Granting that there exist obvious problems in the sexual asymmetry of forms of popular knowledge, and that a sensitivity to this is always better than not, I'm not sure this piece helps us towards that end. First off, the uncomfortable politics you note is generated less by the actual material of the tumblr, and more by a specific interpretation of a specific male audience reaction ("I noticed a more powerful, gendered slant to their appreciation of it"). As you seem to acknowledge, the intention and the reception need disentangling. But what's needed is a clearer policing of blame; either blame O'halla for tacitly reinforcing"Woody Allen" styles of masculine condescension, or scold the Pygmalion fantasy-corps. But don't half-heartedly exculpate O'halla while simultaneously slamming her and letting your many acquaintances who wish they were married to O'halla off the hook.

effincasual
effincasual

As a woman who understands, loves and appreciates music - I don't find her exploration or naive nature offensive or stereotypical. Like her husband said - she reads books because that is her passion in life. A lot of women (and men...and people) have selected what their artistic and life passions are and have found that it doesn't have to be music. It can be art, books, media, theatre. Personally- most of my female friends are record heads, music buffs. I have found them, sought them out, so that we can relate. But so are most of my male friends. I find music people because I am a music person. It does bother me a bit that there are stereotypes around music and women- but there are equally as many about men. I think it is honorable and loving of her to see that she has a gap in knowledge that the person she loves possesses; and wants to learn something about music, herself, and the person closest to her. 

Roxiestar74
Roxiestar74

@MichelleCastro I can totally relate to what you are saying.
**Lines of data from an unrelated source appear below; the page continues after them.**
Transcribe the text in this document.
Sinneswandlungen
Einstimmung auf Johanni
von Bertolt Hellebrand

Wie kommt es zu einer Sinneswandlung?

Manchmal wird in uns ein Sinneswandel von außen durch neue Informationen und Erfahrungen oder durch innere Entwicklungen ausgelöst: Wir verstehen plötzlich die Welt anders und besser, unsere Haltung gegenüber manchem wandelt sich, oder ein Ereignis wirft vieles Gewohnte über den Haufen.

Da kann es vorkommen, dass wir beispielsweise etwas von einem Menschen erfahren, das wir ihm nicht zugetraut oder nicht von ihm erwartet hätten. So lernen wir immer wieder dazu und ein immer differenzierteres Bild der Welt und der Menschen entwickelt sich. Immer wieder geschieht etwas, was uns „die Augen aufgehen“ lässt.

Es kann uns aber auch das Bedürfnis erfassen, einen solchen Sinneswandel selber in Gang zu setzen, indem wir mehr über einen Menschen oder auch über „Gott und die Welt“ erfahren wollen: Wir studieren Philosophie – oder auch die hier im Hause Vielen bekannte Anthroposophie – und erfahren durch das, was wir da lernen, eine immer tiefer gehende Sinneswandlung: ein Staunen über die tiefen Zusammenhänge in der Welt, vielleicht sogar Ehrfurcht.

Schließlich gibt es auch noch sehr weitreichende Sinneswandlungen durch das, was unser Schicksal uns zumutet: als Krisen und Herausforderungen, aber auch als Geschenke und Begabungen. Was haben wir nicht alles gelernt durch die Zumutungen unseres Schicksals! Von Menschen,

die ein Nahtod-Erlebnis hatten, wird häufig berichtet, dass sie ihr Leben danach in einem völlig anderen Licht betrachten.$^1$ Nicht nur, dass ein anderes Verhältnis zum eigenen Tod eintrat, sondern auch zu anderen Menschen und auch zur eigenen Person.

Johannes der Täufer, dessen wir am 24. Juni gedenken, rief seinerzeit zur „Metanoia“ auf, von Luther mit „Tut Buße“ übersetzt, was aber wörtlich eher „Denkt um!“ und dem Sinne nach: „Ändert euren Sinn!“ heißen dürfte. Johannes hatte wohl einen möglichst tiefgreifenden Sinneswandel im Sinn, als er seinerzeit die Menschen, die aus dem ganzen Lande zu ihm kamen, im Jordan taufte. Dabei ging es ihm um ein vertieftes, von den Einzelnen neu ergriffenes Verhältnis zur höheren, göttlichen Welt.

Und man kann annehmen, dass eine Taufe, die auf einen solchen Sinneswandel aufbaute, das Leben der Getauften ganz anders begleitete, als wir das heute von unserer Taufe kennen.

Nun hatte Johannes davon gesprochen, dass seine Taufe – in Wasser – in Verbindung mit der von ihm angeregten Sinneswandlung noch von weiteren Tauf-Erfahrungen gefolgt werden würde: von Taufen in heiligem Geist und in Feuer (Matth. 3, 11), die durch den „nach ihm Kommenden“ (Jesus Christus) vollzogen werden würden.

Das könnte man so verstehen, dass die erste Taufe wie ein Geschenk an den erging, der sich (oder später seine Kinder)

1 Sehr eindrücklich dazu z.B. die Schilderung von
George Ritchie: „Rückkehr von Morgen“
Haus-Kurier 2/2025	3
I am in a relationship now where I am the only vinyl collector. My boyfriend is a musician and he loves music, so I wouldn't say I am settling, but he only listens to music digitally and has no interest in collecting vinyl at all. I tried dating other men that collected vinyl in the past, but they were not looking to date women that shared their rabid obsession. It seemed to me as if those guys were looking to only date girls who didn't know anything about music that they could school.

stiricide
stiricide

@MichelleCastro  I gave up on "same taste in music" yearrrrs ago, mostly bc I like a lot of weird shit. Not knowing as much as I do doesn't bug me anymore, but not caring about how much I love it (or worse, faking interest in any of it) certainly does. Of course, being totally, uselessly out of touch (or, y'know, _wrong_) is also a dealbreaker. The last guy I dated said that his 3 favourite bands were CCR, DMX, and the Beastie Boys. I just... no. No. No.

Roxiestar74
Roxiestar74

@oddist I am female, I have been quite a few record fairs (and was far from being the only woman there) and have spent hours upon hours in record shops (I know lots of other females that have as well) and even gotten paid to do so since I have worked in two different music stores (I was not the only woman who worked in these stores). I also DJ vinyl at some of the bars around my town (and know quite a few other women that DJ vinyl too). My last 3 boyfriends did not collect vinyl. Does that mean that I should assume that men don't collect vinyl at all? Obviously that is not true. So just because 3 women that you have chosen to date did not collect vinyl, does not mean that they represent the rest of womankind.

bankholiday
bankholiday

@oddist  That says a lot more about your choice of partners than of women in general. Plenty of women buy records, you just choose to date ones who don't. You relate to this blog because you apparently seek out, consciously or not, women who you need to "educate" about music. And that's fine, that's your choice, but like you said, your experiences are yours and yours alone.